Monday, 1 September 2008

157. Wolfgang Amadeus Mozart - Symphony No.39 (1788)


Title: Symphonies No,38 "Prague" & No. 39
Performers: English Baroque Soloists
Director: John Eliot Gardiner
Year: 1990
Length: 32 minutes


Now we have the three later great Mozart Symphonies in a row here, and we start with 39, probably the least famous of the big three, but a great one nonetheless. It starts in a truly grand way, and Gardiner's interpretation makes it very plain that it is a magisterial beginning to the first movement.
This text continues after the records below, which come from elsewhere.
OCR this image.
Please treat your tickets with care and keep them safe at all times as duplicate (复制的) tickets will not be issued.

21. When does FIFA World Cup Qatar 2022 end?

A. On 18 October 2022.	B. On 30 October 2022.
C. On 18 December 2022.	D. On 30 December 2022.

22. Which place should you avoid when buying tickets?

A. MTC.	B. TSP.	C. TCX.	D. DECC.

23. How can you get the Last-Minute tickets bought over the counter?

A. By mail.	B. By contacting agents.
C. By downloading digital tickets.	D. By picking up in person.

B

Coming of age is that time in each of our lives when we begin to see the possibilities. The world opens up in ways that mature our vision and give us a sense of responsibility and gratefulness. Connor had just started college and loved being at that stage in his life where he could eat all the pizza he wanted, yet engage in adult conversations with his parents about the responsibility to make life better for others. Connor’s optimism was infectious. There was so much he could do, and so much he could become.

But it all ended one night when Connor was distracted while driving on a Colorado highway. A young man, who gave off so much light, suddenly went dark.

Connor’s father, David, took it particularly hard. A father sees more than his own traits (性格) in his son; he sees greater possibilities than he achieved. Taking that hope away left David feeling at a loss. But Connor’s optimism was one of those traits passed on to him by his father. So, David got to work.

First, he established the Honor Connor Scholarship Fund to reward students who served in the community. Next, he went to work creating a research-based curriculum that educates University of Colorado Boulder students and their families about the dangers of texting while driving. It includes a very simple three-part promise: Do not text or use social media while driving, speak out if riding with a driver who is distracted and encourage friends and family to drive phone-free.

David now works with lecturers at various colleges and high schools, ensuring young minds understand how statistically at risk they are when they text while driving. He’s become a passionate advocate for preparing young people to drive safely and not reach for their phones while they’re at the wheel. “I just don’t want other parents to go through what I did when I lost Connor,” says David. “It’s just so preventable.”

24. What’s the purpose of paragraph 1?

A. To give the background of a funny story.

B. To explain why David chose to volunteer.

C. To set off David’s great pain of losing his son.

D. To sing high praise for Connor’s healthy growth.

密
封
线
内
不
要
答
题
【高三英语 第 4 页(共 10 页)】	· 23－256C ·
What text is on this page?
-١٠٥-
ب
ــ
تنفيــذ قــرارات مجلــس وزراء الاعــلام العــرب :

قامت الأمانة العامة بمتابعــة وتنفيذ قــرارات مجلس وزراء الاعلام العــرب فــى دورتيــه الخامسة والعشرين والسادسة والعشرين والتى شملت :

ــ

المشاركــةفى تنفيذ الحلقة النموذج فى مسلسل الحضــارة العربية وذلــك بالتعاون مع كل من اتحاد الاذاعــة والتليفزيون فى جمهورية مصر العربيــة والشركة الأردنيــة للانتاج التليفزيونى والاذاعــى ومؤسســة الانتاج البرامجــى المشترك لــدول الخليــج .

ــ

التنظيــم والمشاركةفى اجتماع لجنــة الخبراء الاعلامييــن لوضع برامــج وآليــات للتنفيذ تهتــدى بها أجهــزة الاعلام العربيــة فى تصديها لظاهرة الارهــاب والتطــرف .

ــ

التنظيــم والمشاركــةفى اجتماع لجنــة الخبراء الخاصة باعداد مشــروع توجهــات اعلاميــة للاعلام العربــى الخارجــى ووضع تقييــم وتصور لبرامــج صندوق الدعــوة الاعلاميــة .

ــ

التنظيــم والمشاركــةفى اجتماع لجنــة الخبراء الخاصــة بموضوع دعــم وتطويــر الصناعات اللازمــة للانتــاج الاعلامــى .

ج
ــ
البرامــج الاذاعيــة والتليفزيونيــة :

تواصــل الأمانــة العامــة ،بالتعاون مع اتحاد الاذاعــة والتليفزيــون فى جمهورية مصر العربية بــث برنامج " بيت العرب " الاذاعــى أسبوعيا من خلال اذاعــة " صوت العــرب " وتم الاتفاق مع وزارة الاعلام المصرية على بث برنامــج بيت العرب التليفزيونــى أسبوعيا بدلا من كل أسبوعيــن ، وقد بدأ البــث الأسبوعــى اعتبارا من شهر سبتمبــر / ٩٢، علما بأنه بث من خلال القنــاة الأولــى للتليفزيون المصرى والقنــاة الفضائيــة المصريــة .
It follows on to a beautiful Andante and a jaunty Menuetto before the real highlight of the whole thing. The Finale is just extremely playful and fun, Mozart at his best.

So the first and last movement bookend in perfection this great symphony. This is really, together with the next 2 Symphonies the pinnacle of Classical Orchestral music, and therefore unmissable.

Final Grade



From Wikipedia:

It seems to be impossible to determine the date of the premiere of the 39th Symphony on the basis of currently available evidence; in fact, it cannot be established whether the symphony was ever performed in the composer's lifetime. According to Deutsch (1965), around the time Mozart wrote the work, he was preparing to hold a series of "Concerts in the Casino", in a new casino in the Spiegelgasse owned by Philipp Otto. Mozart even sent a pair of tickets for this series to his friend Michael Puchberg. But it seems impossible to determine whether the concert series was held, or was cancelled for lack of interest. In addition, in the period up to the end of his life, Mozart participated in various other concerts whose program included an unidentified symphony; these also could have been the occasion of the premiere of the 39th (for details, see Symphony No. 40 (Mozart)).

The fourth movement by Karl Bohm, the whole thing is on-line in the same concert so just look for it:


Anonymous said...

something wrong with your numbering. 156 no 157, 158 ???

Francisco Silva said...

Indeed! Thanks, I'll fix it right now.